Busy with his oration, Father Rustle was too far away to have heard me. He stood in the pulpit, tucked his hands into the lacy sleeves of his surplice and raised his eyes to the church vault, where stars painted long ago were starting to peel.
‘In the current hunting season alone they have prepared fifteen tons of concentrated feedstuff for the winter period,’ he went on. ‘For many years our hunting association has been buying and releasing pheasants into the environment, for the purposes of paid shoots for tourists, which supplements the association’s budget. We cultivate the customs and traditions of hunting, with a selection process and oath-taking for new members,’ he said, and there was a note of pride in his voice. ‘We conduct the two most important hunts of the year, on Saint Hubert’s Day, today, and on Christmas Eve, according to tradition and with respect for the rules of hunting. But our chief desire is to experience the beauty of nature, to nurture the customs and traditions,’ he ardently continued. ‘There are still a lot of poachers, who disregard the laws of nature and kill animals in a cruel way with no respect for hunting law. You observe that law. Nowadays, fortunately the concept of hunting has changed. We are no longer seen as people who just want to shoot everything that moves, but as people who care about the beauty of nature; about order and harmony.

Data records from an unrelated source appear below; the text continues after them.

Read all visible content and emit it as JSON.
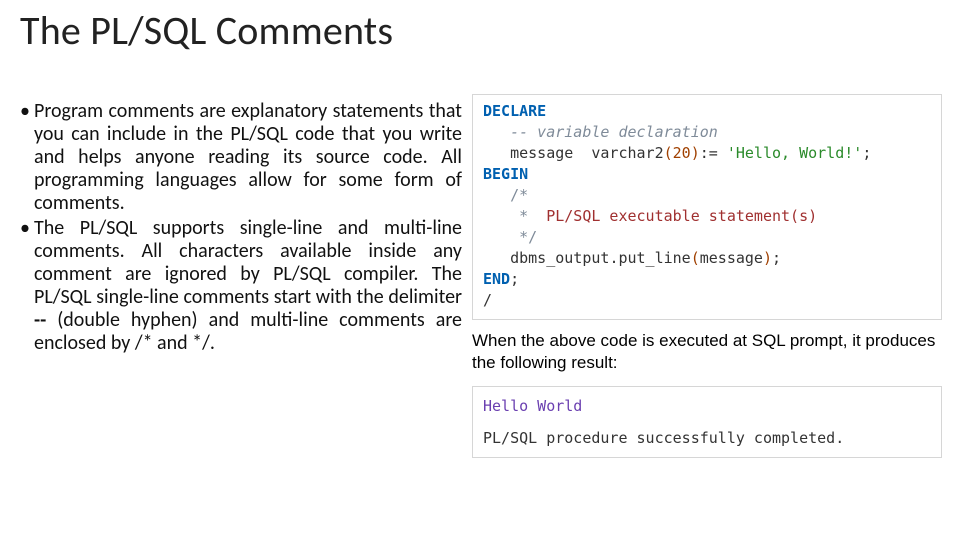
{
  "title": "The PL/SQL Comments",
  "bullets": {
    "b1": "Program comments are explanatory statements that you can include in the PL/SQL code that you write and helps anyone reading its source code. All programming languages allow for some form of comments.",
    "b2_a": "The PL/SQL supports single-line and multi-line comments. All characters available inside any comment are ignored by PL/SQL compiler. The PL/SQL single-line comments start with the delimiter",
    "b2_bold": " -- ",
    "b2_b": "(double hyphen) and multi-line comments are enclosed by /* and */."
  },
  "code": {
    "l1": "DECLARE",
    "l2_ind": "   ",
    "l2_cmt": "-- variable declaration",
    "l3_ind": "   ",
    "l3_a": "message  varchar2",
    "l3_paren_o": "(",
    "l3_num": "20",
    "l3_paren_c": ")",
    "l3_op": ":= ",
    "l3_str": "'Hello, World!'",
    "l3_semi": ";",
    "l4": "BEGIN",
    "l5_ind": "   ",
    "l5": "/*",
    "l6_ind": "    ",
    "l6_star": "*  ",
    "l6_txt": "PL/SQL executable statement(s)",
    "l7_ind": "    ",
    "l7": "*/",
    "l8_ind": "   ",
    "l8_fn": "dbms_output",
    "l8_dot": ".",
    "l8_put": "put_line",
    "l8_po": "(",
    "l8_arg": "message",
    "l8_pc": ")",
    "l8_semi": ";",
    "l9": "END",
    "l9_semi": ";",
    "l10": "/"
  },
  "result_caption": "When the above code is executed at SQL prompt, it produces the following result:",
  "result": {
    "r1": "Hello World",
    "r2": "PL/SQL procedure successfully completed."
  }
}
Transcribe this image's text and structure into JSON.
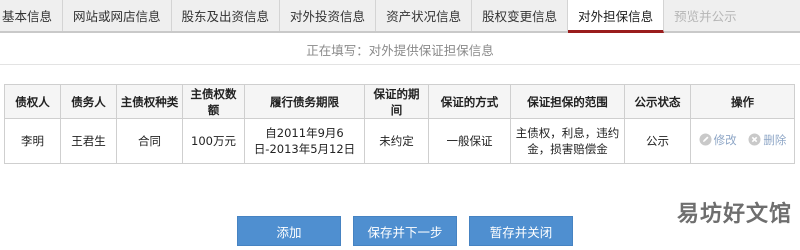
{
  "tabs": [
    {
      "label": "基本信息"
    },
    {
      "label": "网站或网店信息"
    },
    {
      "label": "股东及出资信息"
    },
    {
      "label": "对外投资信息"
    },
    {
      "label": "资产状况信息"
    },
    {
      "label": "股权变更信息"
    },
    {
      "label": "对外担保信息",
      "active": true
    },
    {
      "label": "预览并公示",
      "disabled": true
    }
  ],
  "subtitle": "正在填写：对外提供保证担保信息",
  "table": {
    "headers": [
      "债权人",
      "债务人",
      "主债权种类",
      "主债权数额",
      "履行债务期限",
      "保证的期间",
      "保证的方式",
      "保证担保的范围",
      "公示状态",
      "操作"
    ],
    "rows": [
      {
        "creditor": "李明",
        "debtor": "王君生",
        "claim_type": "合同",
        "claim_amount": "100万元",
        "period": "自2011年9月6日-2013年5月12日",
        "guarantee_period": "未约定",
        "guarantee_method": "一般保证",
        "scope": "主债权，利息，违约金，损害赔偿金",
        "status": "公示",
        "edit_label": "修改",
        "delete_label": "删除"
      }
    ]
  },
  "buttons": {
    "add": "添加",
    "save_next": "保存并下一步",
    "save_close": "暂存并关闭"
  },
  "watermark": "易坊好文馆",
  "colors": {
    "active_tab_underline": "#9a1d1d",
    "button_bg": "#4f8fd0",
    "link": "#8fa7c7"
  }
}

In recent years our dear hunters have built their own hunting lodge, where they often meet to discuss the topics of culture, ethics, discipline and safety while hunting, and other issues of interest to them…’
I snorted with laughter so loud that now half the church turned to look at me. I was almost choking. One of the children handed me a paper tissue. At the same time I could feel my legs starting to stiffen, and the nasty numbness coming on, which made me move my feet, then my calves – if I didn’t do it, in seconds a terrible force would blast through my muscles. I thought I was having an Attack, and it also occurred to me that it was a very good thing. Yes, quite, if you please, I’m having an Attack.